Hurricane Alex was the first Atlantic hurricane to occur in January since Hurricane Alice of 1954–1955. Alex originated as a non-tropical low near the Bahamas on January 7, 2016. Initially traveling northeast, the system passed by Bermuda on January8 before turning southeast and deepening. It briefly acquired hurricane-force winds by January 10, then weakened slightly before curving towards the east and later northeast. Acquiring more tropical weather characteristics over time, the system transitioned into a subtropical cyclone well south of the Azores on January 12, becoming the first North Atlantic tropical or subtropical cyclone in January since Tropical Storm Zeta of 2005–2006. Alex continued to develop tropical features while turning north-northeast, and transitioned into a fully tropical cyclone on January 14. The cyclone peaked in strength as a Category1 hurricane on the Saffir–Simpson scale (SSHWS), with maximum sustained winds of 85mph (140km/h) and a central pressure of 981mbar (hPa; 28.97inHg). Alex weakened to a high-end tropical storm before making landfall on Terceira Island on January 15. By that time, the storm was losing its tropical characteristics; it fully transitioned back into a non-tropical cyclone several hours after moving away from the Azores. Alex ultimately merged with another cyclone over the Labrador Sea on January 17.

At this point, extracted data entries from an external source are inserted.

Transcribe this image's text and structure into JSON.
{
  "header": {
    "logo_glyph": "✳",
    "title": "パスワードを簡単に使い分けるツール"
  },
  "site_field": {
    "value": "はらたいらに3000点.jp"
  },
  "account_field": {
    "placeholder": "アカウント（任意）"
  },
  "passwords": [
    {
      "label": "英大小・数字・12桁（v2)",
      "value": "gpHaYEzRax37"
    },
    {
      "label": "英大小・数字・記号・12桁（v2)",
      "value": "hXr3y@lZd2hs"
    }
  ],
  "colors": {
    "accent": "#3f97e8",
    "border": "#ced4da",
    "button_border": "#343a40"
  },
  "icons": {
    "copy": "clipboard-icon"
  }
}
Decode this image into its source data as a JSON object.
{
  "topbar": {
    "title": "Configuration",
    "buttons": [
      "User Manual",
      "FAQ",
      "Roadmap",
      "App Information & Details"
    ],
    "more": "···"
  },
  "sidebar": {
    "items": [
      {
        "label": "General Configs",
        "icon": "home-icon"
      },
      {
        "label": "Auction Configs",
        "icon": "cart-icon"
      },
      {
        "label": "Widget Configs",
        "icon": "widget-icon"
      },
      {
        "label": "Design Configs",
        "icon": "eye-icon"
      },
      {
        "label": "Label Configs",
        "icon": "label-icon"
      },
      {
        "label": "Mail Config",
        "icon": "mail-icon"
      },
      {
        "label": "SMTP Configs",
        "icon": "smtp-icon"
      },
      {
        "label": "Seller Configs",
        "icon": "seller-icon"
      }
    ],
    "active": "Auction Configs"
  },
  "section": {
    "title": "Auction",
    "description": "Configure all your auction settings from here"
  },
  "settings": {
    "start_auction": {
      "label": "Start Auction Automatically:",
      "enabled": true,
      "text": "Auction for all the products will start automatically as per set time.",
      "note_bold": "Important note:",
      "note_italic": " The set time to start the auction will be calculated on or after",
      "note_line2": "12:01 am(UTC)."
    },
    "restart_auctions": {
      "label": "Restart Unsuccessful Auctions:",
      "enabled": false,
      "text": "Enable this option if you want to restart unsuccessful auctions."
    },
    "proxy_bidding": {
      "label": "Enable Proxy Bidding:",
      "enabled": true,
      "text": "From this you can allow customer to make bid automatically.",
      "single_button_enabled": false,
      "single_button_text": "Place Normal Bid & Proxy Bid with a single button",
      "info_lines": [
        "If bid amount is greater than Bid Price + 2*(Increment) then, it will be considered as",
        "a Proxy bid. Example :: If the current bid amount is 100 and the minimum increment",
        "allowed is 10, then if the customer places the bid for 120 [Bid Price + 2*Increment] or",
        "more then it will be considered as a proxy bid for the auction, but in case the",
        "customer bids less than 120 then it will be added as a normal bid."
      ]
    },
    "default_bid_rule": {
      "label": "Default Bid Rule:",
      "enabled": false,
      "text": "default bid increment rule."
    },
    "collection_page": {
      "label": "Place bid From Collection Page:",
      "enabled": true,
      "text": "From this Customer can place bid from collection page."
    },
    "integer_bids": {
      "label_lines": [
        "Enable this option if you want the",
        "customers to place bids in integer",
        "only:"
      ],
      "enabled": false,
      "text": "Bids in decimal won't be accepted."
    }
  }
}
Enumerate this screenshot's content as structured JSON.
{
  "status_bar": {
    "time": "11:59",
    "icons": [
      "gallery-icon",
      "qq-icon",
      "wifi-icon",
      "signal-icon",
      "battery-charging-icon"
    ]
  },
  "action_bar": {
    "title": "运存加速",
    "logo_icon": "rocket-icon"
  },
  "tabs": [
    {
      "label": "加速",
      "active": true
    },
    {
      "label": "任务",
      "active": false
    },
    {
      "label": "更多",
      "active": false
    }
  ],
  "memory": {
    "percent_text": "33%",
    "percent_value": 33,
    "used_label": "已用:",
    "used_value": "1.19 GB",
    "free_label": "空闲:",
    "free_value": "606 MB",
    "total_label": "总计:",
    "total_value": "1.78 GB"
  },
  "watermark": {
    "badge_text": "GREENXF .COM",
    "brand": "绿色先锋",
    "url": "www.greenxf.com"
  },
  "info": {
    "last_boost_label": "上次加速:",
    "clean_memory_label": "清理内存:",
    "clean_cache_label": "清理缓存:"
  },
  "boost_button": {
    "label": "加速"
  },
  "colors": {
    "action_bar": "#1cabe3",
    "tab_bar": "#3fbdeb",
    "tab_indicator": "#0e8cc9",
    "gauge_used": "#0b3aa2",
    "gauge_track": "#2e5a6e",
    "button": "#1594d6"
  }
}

The precursor cyclone to Hurricane Alex brought stormy conditions to Bermuda from January7 to 9. On its approach, the hurricane prompted hurricane and tropical storm warnings and the closure of schools and businesses for the Azores. Alex brought gusty winds and heavy rain to the archipelago, though structural damage was generally minor. One person died of a heart attack because the inclement weather prevented them from being transported to hospital in time.

Background and records

As currently defined, the Atlantic hurricane season lasts from June1 to November 30, the period in which tropical cyclones are most likely to develop across the basin. Occasionally, systems develop outside these seasons, most frequently in May or December. Activity in January is extremely rare; only five systems other than Alex have been recorded since 1851: an unnamed hurricane in 1938, an unnamed tropical storm in 1951, Hurricane Alice in 1954–55, an unnamed subtropical storm in 1978, and Tropical Storm Zeta in 2005–06. Because Alice formed in December 1954 and persisted into January 1955, Alex is only the second hurricane after the unnamed storm of 1938 to originate within January.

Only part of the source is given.